In summary, there is no evidence to suppose any connection at all other than that they were neighbors.  I would note also that Luke Mizell II was roughly the same age as James Bynum, and already had an unmarried daughter named Elizabeth at his death.  Therefore, if James Bynum’s wife was a Mizell she would have to have been a sister of Luke Mizell II, not a daughter. (I believe early researchers didn’t realize that Luke Mizell II was only about 33 or so when he died.)  There is absolutely no evidence that Luke Mizell I had a daughter.  Even if he did, there is no evidence that the Bynums and Mizells even knew one another until twenty years after the death of Luke Bynum I.

 

Was Elizabeth Marriott the wife of Luke Mizell II?

 

It seems likely that Luke Mizell II was married to Elizabeth Marriott.  Although we can’t be certain of the timing, Luke Mizell II probably married sometime in the mid to late 1680s, at a time when he was still living on his father's patent within a mile of Mathias Marriot.  We know for certain he was married to someone named Elizabeth by January 1691 when she released her dower interest in several deeds, and that he was still married to her when he died in 1693.  During his administration, sometime between 28 September 1693 and 3 January 1694, Elizabeth remarried to Robert Hill, also a neighbor of the Mizells and Marriotts.  She was still alive and living in Surry well beyond the time that Matthias Marriott made his will.  

 

On 12 June 1707, Mathias Marriott made a will which mentions three children, including a daughter named Elizabeth Hill.  By elimination, she seems most likely to have been the same person who was married to Luke Mizell and then to Robert Hill.  The only other possibility is the wife of Sion Hill Jr., Robert Hill’s nephew – but he was probably too young to have married any daughter of Mathias Marriott.  Sion Hill Jr. does not appear in the tithables until 1697, thus was not born until late 1680 or early 1681.  We know that Mathias Marriot was married to Alice Warren (born c1645 according to her deposition) sometime before 1670.  It seems most plausible that Alice’s three children would have been born in the first 10-12 years of her marriage and before she reached her late 30s.  In the case of the second daughter named in that will, Margaret Flake, that is clearly so.  She had married Robert Flake Jr., who was a year or two older than Luke Mizell, sometime around 1690 and seems likely to have been born around 1670. 

 

How do the North Carolina Mizells fit in?

 

Although I’m flying in the face of tradition here, the evidence is overwhelming that they were children of Lawrence Mizell. 

 

I think family researchers have been misled by the abstracted version of the 1703 deed - which gives the impression that Luke Mizell III was selling the land of Luke Mizell II.  When we read the deed itself, and compare it to earlier deeds for the same land, we can see clearly that he was selling the land of Lawrence Mizell.  [The abstracted version includes a reference to the sale of the land by Robert Warren to Luke Mizell, but omits the subsequent sale from Luke to his brother Lawrence.  The 1703 deed was quite clearly a nearly word-for-word copy of the 1691 deed of the same land to Lawrence Mizell.]

 

The abstracted version of the 1693 will of Luke Mizell II is also somewhat deceptive in that it fails to clearly state that the will left all his land and property to two unmarried daughters, Elizabeth and Sarah, with reversion to one another.  That is very strong evidence that he had only the two children.  

 

At the same time, Lawrence Mizell obtained headrights for importing himself, his wife, and two children (Luke and Ellinor) into North Carolina sometime before July 1694 when William Charlton used those headrights as Lawrence Mizell's assignee.  William and Mary Mizell were probably two more children, used as North Carolina headrights in 1697 for a patent adjoining William Charlton.
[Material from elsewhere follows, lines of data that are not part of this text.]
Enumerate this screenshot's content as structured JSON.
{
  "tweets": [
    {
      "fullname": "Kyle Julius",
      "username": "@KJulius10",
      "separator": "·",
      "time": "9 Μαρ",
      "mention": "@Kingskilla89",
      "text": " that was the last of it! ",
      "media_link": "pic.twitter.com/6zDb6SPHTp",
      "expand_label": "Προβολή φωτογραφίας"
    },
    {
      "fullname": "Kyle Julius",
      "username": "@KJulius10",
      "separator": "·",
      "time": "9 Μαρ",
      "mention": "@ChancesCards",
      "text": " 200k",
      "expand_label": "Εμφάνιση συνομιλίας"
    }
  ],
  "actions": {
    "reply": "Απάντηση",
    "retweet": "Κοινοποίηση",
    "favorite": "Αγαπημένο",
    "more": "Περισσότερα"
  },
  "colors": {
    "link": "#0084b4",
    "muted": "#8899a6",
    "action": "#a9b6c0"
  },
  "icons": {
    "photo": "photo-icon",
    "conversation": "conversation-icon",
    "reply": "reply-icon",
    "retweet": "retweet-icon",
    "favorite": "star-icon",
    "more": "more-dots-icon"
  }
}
Since Lawrence Mizell disappeared from Surry by April 1691, it seems probable that he actually earned the headrights in 1691.  As with Virginia patents, our first record of the headrights is not when they were earned, but rather when they were used.

 

We can link Luke Mizell III (the husband of Susannah Charlton) directly to Lawrence Mizell by that 1703 deed.  We know that Lawrence died intestate, so that his eldest son would have inherited the land he still owned in Surry.  Shortly after turning 21, Luke Mizell III sold that land.  If we didn’t have any preconceptions, that would be proof enough that he was Lawrence’s eldest son.  Combined with the will of Luke II, indicating only two children, and the headrights of Lawrence Mizell, we can safely conclude that all the early Mizells in North Carolina belong to Lawrence.

 

To that I would add the additional point of timing.  Since Luke Mizell III must have been born circa 1682, it appears that Lawrence and Bethinia had more than a decade to have additional children.  Luke Mizell II, on the other hand, didn't turn 21 until late 1681, when his wife (even if she were the eldest child of Matthias Marriot) had probably not yet entered her teens.  They probably didn’t marry until she was in her mid-teens, in the late 1680s, and thus probably had no more than the two children named in his will.

 

A note on the name “Mizell” and its origins:

 

It is impossible to know for certain what this name actually was.  The original immigrant, Luke Mizell, could not write his own name, nor could his elder son Lawrence Mizell.  The spelling of the name in the early Virginia records is therefore whatever seemed most appropriate to the clerk recording each particular record. Thus the name appears in a variety of  forms.  For the first several decades it was recorded predominantly as Mizle and variants (Misle, Mizell).  By the end of the century the “i” was beginning to be replaced by “ea”  to get Meazle and variants (Meazle, Measle, Measell), though the Mizle version also continued to be used.  [The uses of  “s” versus “z” are probably not significant.  Those two lower-case letters are so similar to one another in old script that they are very difficult to differentiate and often it’s just a guess as to which was intended.]

 

Luke Mizell, Jr. evidently learned to write his own name as a result of his apprenticeship to a cooper named John King.  Since his own parents didn’t know how to spell the name, he used a spelling that John King (or whoever taught him to write) favored.  He signed his name a total of eight times, all as Meazle.

 

The Mizell version doesn’t seem to have become the preferred spelling until a generation or two later.  The early North Carolina Mizells were in the same boat as Luke Jr. – learning to spell their names from persons outside the family.  The “original” name, whether  Mizle or Measle, is impossible to determine for certain.  However, it was obviously English – both mizle and measle were common English words.

 

In the late 19th century, two and a half centuries after Luke Mizell’s immigration, a descendant wrote of a family legend that three Huguenot brothers from France (perhaps using the name Moselle) immigrated to North Carolina.  This probably seemed plausible at the time, but it ignores the first hundred years of the family in America.  With the advantage having seen the Virginia records, we now know that nothing in this legend can be true.  The name was certainly not any variation of “Moselle”.  There were no brothers, only the original Luke.  And he could not possibly have been a French Huguenot.  Luke Mizell’s immigration by 1635 predates by more than a generation the earliest known Huguenot migration to America.  And we know that Luke had to have been English to buy land, serve on juries, and enjoy other privileges reserved for English citizens in 17th century Virginia.  Citizenship at the time was conferred on residents only by an act of the Council, and there is no entry in those acts for any name resembling Luke Mizell.  His settlement literally next door to an Anglican church, and the relationship with the local minister, argues against any other religion.  In short, there is absolutely no evidence that he was other than a typical  English Anglican.